Yargıtay 3. Ceza Dairesi'nin Anayasa Mahkemesi kararını tanımayarak, TİP Milletvekili Can Atalay hak ihlali ve tahliye kararı veren AYM üyeleri hakkında suç duyurusunda bulunması kamuoyunda tepkilere neden olmuştu. Gerek muhalefet cephesinden gerekse medya tarafından çok tartışılan Yargıtay’ın bu kararına iktidar cephesinden de dikkat çeken bir açıklama geldi.
Eski TBMM Başkanı, eski Adalet Bakanı ve şu anda da Cumhurbaşkanlığı Yüksek İstişare Kurulu üyesi olan Cemil Çiçek, Yargıtay’ın, TİP milletvekili Can Atalay hakkında “hak ihlali” kararı veren Anayasa Mahkemesi üyelerini sert sözlerle eleştirerek suç duyurusunda bulunması hakkında dikkat çeken bir değerlendirmede bulundu.
“Türkiye’de sorunu çözecek olanlar sorunun baş kaynağı hale gelirse, bu ciddi sıkıntıları da beraberinde getirir” diyen Çiçek, Hürriyet yazarı Sedat Ergin’e, Yargıtay ile AYM arasındaki hukuk krizine değindi.
Hukuk çerçevesinde ve sağduyuyla hareket edilmesi çağrısı yapan Çiçek, “Türkiye’de tecrübeye sıkça atıf yapılır ama kimse tecrübeden istifa etmez. Çünkü Türkiye’de tecrübenin karşılığı yoktur. Tecrübe mağazası açsak kira parasını zor çıkarırız, çünkü tecrübenin müşterisi yoktur. Şayet olsaydı yaşadığımız bunca üzücü olaylar tekrar tekrar yaşanmazdı” ifadelerini kullandı.
Çiçek, “İki testi çarpışırsa biri kırılır, diğeri çatlar. Sonuçta ikisi de işe yaramaz hale gelir. O zaman yetki kullanılarak böyle bir akıbete duçar olmamak için, ülkeye zarar vermemek için ciddi düşünmeleri gerekir” dedi.
“Türkiye benzer sıkıntıları geçmişte de yaşadı” diyen Çiçek “Her zaman makul bir yol bulunur; toplum da rahatlar, tansiyon da belli ölçülerde yumuşamış olur. Yeter ki tecrübe önemsensin. Hukuk her şeye bir çare bulur. Ancak önce tansiyonun normale avdet etmesi lazım. Üstün olan hukuktur.
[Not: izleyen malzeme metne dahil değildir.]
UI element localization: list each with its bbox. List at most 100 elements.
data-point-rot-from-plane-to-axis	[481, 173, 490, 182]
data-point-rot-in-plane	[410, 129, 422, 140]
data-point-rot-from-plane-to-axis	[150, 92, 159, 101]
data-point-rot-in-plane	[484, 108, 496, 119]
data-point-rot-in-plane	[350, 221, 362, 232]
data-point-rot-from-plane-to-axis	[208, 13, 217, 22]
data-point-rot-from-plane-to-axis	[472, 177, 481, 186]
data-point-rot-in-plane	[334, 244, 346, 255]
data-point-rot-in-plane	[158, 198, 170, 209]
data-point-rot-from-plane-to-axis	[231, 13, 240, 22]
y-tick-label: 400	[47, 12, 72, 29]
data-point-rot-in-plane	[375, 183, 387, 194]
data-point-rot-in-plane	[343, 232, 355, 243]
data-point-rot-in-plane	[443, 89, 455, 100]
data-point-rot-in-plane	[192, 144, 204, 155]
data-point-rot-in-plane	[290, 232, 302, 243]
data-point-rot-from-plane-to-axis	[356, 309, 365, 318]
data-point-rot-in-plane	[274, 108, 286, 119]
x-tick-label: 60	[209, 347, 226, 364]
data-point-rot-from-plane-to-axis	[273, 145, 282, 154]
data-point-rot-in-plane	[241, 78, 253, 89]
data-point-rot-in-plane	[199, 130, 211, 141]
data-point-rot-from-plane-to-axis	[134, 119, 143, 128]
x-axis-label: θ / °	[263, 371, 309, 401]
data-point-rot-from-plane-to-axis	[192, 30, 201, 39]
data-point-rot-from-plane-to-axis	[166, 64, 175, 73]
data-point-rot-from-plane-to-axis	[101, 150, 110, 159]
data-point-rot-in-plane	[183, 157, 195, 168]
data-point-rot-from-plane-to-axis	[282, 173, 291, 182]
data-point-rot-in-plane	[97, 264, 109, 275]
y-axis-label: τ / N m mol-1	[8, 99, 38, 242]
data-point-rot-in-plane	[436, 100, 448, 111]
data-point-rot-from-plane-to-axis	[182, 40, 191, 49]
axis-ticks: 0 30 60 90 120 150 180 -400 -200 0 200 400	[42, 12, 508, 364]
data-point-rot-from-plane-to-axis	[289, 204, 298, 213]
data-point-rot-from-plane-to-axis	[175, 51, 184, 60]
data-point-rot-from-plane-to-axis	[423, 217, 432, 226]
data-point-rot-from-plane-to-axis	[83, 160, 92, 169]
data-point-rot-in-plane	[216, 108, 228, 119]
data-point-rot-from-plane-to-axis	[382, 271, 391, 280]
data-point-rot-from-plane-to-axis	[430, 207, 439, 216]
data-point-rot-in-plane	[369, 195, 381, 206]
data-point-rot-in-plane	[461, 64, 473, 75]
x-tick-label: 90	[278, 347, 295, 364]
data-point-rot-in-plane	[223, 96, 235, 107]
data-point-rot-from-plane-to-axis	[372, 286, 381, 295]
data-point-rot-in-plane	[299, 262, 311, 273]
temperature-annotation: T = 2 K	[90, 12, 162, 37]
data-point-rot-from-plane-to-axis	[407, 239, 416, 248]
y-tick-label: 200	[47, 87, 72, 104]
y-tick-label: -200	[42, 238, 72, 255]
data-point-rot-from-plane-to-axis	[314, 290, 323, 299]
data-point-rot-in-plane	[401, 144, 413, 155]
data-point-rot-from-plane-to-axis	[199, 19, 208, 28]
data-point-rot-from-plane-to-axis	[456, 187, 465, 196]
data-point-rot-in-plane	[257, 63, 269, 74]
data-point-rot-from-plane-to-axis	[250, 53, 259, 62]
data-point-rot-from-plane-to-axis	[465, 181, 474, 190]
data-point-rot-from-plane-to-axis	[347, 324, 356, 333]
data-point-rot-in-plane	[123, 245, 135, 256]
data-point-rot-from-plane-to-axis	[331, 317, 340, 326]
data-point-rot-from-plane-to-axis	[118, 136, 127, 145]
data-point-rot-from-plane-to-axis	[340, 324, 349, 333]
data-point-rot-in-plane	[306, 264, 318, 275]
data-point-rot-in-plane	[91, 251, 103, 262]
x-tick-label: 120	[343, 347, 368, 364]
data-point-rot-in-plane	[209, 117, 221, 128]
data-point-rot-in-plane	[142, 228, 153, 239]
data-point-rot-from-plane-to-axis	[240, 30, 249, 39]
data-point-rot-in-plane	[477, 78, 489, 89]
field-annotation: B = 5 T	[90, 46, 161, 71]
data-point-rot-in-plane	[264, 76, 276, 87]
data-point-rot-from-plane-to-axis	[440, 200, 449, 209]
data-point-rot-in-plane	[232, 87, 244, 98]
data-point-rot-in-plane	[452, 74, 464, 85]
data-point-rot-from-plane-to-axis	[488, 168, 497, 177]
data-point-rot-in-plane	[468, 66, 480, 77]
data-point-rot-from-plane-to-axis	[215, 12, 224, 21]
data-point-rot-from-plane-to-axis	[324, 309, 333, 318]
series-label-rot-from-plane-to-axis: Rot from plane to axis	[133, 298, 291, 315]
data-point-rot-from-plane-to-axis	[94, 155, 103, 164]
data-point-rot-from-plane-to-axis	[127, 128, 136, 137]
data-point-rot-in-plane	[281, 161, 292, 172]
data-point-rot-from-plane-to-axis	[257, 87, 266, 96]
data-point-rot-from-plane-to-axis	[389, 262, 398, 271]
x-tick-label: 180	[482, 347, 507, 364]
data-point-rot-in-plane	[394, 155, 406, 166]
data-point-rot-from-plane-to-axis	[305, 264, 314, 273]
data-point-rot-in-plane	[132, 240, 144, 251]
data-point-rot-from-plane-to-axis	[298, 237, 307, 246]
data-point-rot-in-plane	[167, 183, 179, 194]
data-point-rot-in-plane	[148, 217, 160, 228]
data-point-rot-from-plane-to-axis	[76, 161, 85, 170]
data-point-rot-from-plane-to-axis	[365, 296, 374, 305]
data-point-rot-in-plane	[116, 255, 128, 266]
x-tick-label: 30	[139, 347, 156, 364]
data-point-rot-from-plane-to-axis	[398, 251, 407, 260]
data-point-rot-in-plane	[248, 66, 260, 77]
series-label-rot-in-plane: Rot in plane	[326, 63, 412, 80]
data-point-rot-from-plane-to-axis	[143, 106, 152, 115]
Yargıda hiçbir kurum diğerinden üstün değildir, üstün olan hukuk ve adalettir. Bu manada illa bir üstünlük aranacaksa o da TBMM’dir, çünkü devleti kuran TBMM’dir” şeklinde konuştu.
Sedat Ergin’in yazısının ilgili kısmı ise şöyle;
"Yeniden Cemil Çiçek’e dönelim. Sohbetimizde yaptığı tespitlerin toplam bir değerlendirmesi olarak yargıyla ilgili şu sonuca varıyor Çiçek:
“Bu çatışmalar, bu üstünlük iddiaları ve yukarıda söylediğim devrime ve davaya hukukun feda edilmesi meselesi, zaman zaman geçmişte fiile değil faile bakarak karar verme, Türkiye’de hukuku da, huzuru da, kamu düzenini de tahrip etmiştir.
Olup bitenlere bu açıdan bakmak lazım. Bakıp gerekli dersleri çıkartmazsak, Türkiye her zaman bu huzursuzlukları yaşamaya devam eder. Artık bazı sıfatlar bir kısım ayıpları örtmeye yetmiyor. Hele yargıda hiç yetmez. Onun için herkesin hukuk çerçevesinde ve sağduyuyla hareket etmesi lazım ki, biz de huzur bulalım.”
Çiçek, dolaylı ifadelerle konuşuyor; ancak herkesin hukuk çerçevesinde kalması gerektiğini vurgulama ihtiyacını duymuş olması bile, bu ölçülerin dışına çıkıldığının tersinden bir ifadesi olarak yorumlanabilir."